[Date Prev][Date Next][Thread Prev][Thread Next][Date Index][Thread Index]

[Condor-users] starter process exits



Hi,

I've set up a condor pool (6.6.7) on our desktop x86 boxes with a fc3
master and suse9.1 execute nodes (kernel 2.6.4).  The systems share an nfs
file system and have a common uid_domain. I'm able to start the condor
processes (already fixed the /proc/meminfo problem).  The processes are
started as root but run as the user condor. The execute nodes get their
/home/condor served up by NFS and the dirs are auto-mounted.  My global 
condor_config is in /opt/condor/etc/condor_config and there is a symlink 
from /home/condor/condor_config to this file.

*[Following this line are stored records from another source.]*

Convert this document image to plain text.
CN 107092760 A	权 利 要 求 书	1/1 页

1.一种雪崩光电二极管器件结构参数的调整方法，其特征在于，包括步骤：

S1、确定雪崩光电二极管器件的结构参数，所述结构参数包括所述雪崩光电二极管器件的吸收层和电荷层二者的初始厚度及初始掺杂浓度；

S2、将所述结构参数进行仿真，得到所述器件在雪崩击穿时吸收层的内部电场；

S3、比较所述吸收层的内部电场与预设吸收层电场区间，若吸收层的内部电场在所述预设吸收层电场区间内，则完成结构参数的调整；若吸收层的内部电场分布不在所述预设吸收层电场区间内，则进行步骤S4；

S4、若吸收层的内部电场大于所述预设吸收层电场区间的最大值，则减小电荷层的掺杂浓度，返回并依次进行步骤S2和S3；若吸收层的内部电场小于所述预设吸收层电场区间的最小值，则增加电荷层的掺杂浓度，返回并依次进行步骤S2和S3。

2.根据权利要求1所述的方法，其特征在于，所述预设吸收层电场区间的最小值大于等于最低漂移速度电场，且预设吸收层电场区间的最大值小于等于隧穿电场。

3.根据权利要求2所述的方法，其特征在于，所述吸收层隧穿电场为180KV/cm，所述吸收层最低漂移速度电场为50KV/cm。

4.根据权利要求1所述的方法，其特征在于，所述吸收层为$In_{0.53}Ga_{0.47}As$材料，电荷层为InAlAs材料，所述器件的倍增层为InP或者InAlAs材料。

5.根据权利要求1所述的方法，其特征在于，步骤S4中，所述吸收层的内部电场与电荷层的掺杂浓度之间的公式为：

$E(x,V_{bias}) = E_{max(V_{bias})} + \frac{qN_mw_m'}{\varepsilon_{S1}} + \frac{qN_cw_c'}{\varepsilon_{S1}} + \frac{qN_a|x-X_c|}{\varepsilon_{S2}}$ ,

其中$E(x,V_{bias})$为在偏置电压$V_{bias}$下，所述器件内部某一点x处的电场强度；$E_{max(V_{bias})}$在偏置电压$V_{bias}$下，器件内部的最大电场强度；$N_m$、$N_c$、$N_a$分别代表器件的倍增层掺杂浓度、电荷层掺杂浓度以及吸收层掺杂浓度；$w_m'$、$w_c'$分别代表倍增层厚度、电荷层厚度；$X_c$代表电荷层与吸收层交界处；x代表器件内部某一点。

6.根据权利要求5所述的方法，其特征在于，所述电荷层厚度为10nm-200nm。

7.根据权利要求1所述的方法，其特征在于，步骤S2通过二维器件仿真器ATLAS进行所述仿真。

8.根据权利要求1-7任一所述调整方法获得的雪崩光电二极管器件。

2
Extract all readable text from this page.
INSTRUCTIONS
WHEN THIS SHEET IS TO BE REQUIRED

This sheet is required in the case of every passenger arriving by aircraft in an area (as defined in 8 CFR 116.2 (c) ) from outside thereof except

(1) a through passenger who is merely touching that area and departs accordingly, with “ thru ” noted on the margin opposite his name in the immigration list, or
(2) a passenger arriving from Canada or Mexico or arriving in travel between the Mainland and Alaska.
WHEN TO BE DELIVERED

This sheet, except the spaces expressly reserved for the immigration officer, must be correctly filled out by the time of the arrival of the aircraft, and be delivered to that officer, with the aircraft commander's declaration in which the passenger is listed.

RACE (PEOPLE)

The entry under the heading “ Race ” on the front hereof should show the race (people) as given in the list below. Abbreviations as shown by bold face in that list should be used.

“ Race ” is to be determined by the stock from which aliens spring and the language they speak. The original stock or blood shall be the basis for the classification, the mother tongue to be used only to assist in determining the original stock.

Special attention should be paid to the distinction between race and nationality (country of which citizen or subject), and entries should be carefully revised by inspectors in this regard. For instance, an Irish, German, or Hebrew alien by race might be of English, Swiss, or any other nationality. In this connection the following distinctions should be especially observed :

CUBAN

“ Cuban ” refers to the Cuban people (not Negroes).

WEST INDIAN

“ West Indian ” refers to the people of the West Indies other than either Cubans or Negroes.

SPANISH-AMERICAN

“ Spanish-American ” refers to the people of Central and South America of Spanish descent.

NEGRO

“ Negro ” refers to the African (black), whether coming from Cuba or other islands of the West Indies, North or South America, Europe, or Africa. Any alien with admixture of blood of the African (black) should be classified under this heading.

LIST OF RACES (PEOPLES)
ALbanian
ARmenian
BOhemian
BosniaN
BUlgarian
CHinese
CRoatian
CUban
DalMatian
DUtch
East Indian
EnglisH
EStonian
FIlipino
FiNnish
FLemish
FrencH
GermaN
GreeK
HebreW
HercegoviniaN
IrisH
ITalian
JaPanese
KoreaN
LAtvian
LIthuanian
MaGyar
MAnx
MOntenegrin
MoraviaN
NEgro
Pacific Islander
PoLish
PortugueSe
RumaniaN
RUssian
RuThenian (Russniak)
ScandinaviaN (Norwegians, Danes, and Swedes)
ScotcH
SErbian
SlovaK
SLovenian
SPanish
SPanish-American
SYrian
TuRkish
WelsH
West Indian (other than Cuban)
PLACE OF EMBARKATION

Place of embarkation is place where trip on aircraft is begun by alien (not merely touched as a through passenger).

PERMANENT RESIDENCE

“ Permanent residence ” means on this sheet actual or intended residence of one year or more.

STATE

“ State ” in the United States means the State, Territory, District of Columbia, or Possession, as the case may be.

I'm seeing some strange behavior both when I start up condor_master and
when I submit jobs to the pool.  In the case of condor_master, if I start
this process without first doing an 'ls /home/condor' it dies with a
complaint about not having CONDOR_CONFIG set, not being able to find
/etc/condor/condor_config, or not being able to find
/local/condor/condor_config.  The complaint also mentions not finding
~/condor.  When I trace the condor_master with strace, however, it doesn't
look like an open() attempt is ever made on ~/condor_config.  Eventhough
df shows /home/condor as already mounted, if I 'ls /home/condor', however,
it succeeds in checking for and finding this directory.  It seems there is 
some reason condor is not even attempting to open 
/home/condor/condor_config.

This trouble follows me to the startd process.  If I submit a job and 
monitor the StartLog, it frequently shows that starter exited with status 
1. If I strace on startd, i find that the child is dieing for the same 
reason mentioned above.  Again, no attempt is even made to check 
/home/condor/condor_config.  It just tries to open the first two. So there 
seems to be a problem with condor not wanting to check for this file.

I can "fix" this problem by either doing the ls or setting CONDOR_CONFIG 
explicitly. 

Does anyone have insights into this?